Deutschland-Schweden im 11FREUNDINNEN-Liveticker
Ein Midsommeralbtraum
Text: Johanna Behre und Franziska Schmidt Bild: Imago
Die deutsche Elf hat sich und die Eventfans endlich erlöst. Mit einem furiosen Sieg gegen Schweden ließen Neid und ihr Team alle Kritiker verstummen. Das Sommermärchen geht weiter und weiter und weiter...
20:33 Uhr
Deutschland gegen Schwieden – 2003 ging die Partie dank Nia Künzers Golden Goal in der 98. Minute 2:1 für die deutsche Elf aus. Deutschland wurde zum zweiten Mal Weltmeister. Ein gutes Omen?
20:37 Uhr
Hingst und Angerer machen im Stadiongang den »ladybump« mit den Einlaufkindern.
20:44 Uhr
Wo wir gerade beim Thema sind: Für die verletzte Kim Kulig spielt Ariane Hingst auf der Doppelsechs. Durchaus überraschend: Birgit Prinz und Alexandra Popp bilden zusammen die deutsche Doppelspitze. Bundestrainerin Neid kontert damit den Vorwurf, alte und junge Spielerinnen im Team gegeneinander auszuspielen. Geschickt eingefädelt.
20:46 Uhr
Kommentator Norbert Galeske is back: »Rasse, Klasse, Spielwitz!«
2.
»Werden die Deutschen ähnlich gut wie gegen Japan hinten die Viererkette bilden?«, Norbert, gute Frage, nächste Frage.
5.
Die Kamera zeigt Caroline Seger auf der Ersatzbank – mit bandagiertem Knie. Es bleibt abzuwarten, wie Schweden diesen Ausfall kompensiert.
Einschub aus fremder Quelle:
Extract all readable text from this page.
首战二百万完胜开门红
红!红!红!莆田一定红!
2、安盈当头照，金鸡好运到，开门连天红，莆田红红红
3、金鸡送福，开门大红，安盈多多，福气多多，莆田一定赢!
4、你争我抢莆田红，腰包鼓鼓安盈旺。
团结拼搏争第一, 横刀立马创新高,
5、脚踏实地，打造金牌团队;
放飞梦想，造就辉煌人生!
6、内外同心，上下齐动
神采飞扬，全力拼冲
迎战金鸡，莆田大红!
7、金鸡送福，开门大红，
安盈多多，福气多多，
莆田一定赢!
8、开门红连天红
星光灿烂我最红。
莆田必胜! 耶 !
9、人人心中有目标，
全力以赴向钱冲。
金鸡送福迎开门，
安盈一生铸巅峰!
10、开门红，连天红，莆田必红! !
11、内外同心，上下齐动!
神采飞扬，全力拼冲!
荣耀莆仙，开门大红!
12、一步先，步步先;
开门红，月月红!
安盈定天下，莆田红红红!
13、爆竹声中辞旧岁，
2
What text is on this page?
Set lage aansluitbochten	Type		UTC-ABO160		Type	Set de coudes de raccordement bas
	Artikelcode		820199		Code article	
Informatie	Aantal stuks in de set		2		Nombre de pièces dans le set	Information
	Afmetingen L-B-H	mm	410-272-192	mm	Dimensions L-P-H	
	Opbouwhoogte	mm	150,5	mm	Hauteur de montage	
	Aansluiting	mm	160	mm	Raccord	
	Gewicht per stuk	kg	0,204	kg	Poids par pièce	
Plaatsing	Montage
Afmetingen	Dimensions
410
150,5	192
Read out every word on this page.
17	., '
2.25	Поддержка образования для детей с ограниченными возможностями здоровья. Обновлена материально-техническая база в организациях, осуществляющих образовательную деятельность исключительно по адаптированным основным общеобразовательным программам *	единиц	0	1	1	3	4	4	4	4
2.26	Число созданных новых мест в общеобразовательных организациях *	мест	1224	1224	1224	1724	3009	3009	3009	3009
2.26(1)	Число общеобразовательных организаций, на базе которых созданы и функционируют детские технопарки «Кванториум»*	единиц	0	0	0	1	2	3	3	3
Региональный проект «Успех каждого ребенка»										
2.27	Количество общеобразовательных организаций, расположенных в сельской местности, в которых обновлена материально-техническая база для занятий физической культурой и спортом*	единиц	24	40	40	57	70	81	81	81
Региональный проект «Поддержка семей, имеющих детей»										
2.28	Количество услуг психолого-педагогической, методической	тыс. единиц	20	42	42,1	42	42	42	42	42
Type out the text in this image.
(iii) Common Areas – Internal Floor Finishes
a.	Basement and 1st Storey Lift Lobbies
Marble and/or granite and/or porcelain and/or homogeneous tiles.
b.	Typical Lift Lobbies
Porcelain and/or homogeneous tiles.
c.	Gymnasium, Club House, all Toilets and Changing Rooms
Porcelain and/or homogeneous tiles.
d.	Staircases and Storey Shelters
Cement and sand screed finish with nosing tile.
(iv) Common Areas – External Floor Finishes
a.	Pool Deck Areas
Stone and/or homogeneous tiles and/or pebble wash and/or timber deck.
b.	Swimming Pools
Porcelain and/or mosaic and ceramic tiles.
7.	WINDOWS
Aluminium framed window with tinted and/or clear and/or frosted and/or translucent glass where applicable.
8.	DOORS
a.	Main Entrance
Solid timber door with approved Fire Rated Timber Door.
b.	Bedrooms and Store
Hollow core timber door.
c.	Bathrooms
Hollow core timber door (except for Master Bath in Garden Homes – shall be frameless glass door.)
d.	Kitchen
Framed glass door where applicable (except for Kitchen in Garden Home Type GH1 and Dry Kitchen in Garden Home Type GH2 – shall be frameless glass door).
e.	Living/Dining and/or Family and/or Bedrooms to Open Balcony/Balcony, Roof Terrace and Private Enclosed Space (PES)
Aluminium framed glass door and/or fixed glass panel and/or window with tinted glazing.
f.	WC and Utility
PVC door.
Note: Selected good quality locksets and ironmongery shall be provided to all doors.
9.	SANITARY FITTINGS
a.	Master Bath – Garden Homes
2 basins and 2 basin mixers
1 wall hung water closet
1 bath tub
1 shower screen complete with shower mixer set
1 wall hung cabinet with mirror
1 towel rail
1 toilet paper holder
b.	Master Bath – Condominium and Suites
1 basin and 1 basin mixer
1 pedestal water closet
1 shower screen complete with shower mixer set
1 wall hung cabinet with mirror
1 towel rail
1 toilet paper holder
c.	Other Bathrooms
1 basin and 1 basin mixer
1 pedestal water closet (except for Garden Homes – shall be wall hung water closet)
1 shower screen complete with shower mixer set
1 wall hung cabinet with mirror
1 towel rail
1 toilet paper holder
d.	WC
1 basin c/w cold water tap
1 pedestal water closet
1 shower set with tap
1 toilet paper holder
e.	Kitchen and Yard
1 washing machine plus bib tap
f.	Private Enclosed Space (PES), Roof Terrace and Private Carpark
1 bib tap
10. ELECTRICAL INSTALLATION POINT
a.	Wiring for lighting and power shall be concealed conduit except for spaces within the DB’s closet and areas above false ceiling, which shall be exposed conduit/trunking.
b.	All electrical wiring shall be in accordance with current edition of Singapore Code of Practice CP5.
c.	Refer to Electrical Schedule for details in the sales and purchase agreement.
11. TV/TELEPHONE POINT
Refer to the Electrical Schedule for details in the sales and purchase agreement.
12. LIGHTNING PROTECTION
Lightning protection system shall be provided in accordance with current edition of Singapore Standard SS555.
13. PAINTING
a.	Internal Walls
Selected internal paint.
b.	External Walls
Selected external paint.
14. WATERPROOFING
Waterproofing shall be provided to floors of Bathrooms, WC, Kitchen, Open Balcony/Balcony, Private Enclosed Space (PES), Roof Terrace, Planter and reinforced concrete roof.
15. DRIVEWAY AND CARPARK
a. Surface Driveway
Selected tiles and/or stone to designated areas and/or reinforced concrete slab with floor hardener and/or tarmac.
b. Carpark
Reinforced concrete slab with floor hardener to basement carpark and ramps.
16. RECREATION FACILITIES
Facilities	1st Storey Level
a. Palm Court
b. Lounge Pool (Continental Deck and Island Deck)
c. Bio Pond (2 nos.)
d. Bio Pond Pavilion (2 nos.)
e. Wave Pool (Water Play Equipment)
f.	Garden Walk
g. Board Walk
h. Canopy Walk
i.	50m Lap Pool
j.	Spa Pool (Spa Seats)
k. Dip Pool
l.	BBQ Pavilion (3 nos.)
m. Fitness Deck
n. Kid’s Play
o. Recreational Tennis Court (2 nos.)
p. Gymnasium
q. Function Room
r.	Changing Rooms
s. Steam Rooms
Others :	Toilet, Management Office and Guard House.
Gut, dass wir die routinierte Ari Hingst haben. Aber genug gefreut. Schweden fährt den ersten Angriff, doch Angerer steht dort, wo eine Torwärtin stehen muss. Das deutsche Team zeigt alt bekannte Schwächen in Vorwärts- und Rückwärtsbewegung.
10.
Wie schon gegen Japan, nur spiegelverkehrt: ein Tor aus dem Nichts. Öqvist setzt sich auf Links durch und drescht den Ball ins rechte Netz. Angerer dieses Mal: wirklich machtlos.
14.
Trotz des frühen schwedischen Führungstreffers: Deutschlands Kombinationsspiel sieht schon um Weiten besser aus. Bundestrainerin Neid guckt trotzdem grimmig. Warum nur, Silv? Ist doch noch alles drin.
16.
...das Finale gegen die USA, das Sommermärchen, die Titelverteidigung, Olympia. Und selbst Birgit Prinz kann noch zu ihrem ersten WM-Tor kommen.
19.
Und der Ausgleich. Flankengöttin Behringer macht es diesmal selbst nach einer Flanke. Neid hat dem großen Druck, Bajramaj zu bringen, widerstanden und mit Behringer alles richtig gemacht.
24.
Deutschland hat die geringste Fehlpassquote im Turnier, weiß Galeske. Tikki-Takka, the german way.
28.
Das Unwetter hat uns erreicht. Fußballgroße Hagelkörner prasseln auf unseren Laptop. Wir wollen ihn retten und klappen ihn kurz zu. Wir dürfen das; ein bisschen Hagel würde dem Spiel jetzt nämlich auch gut tun – Chancenhagel, verstehse?
38.
Hingst, Behringer und Popp begeistern mit druckvollem Kurzpassspiel. 70 Trainingstage – und keiner zu viel.
40.
Bresonik gewohnt konsequent: Sie holt Öqvist von den Beinen. Ein Gedanke zwischendurch: Von Birgit Prinz ist bisher wenig bis gar nichts zu sehen. Wahrscheinlich rüffelt sie ihren Vater in Gedanken immer noch für dessen Kritik an ihrer Silv. Ein gutes Mädchen. Doch jetzt heißt es: aufwachen. »Birgit ist keine Einwechselspielerin«, erklärte Bundestrainerin Neid. Aber noch weniger eine Auswechselspielerin, wie wir spätestens seit dem Nigeria-Spiel wissen.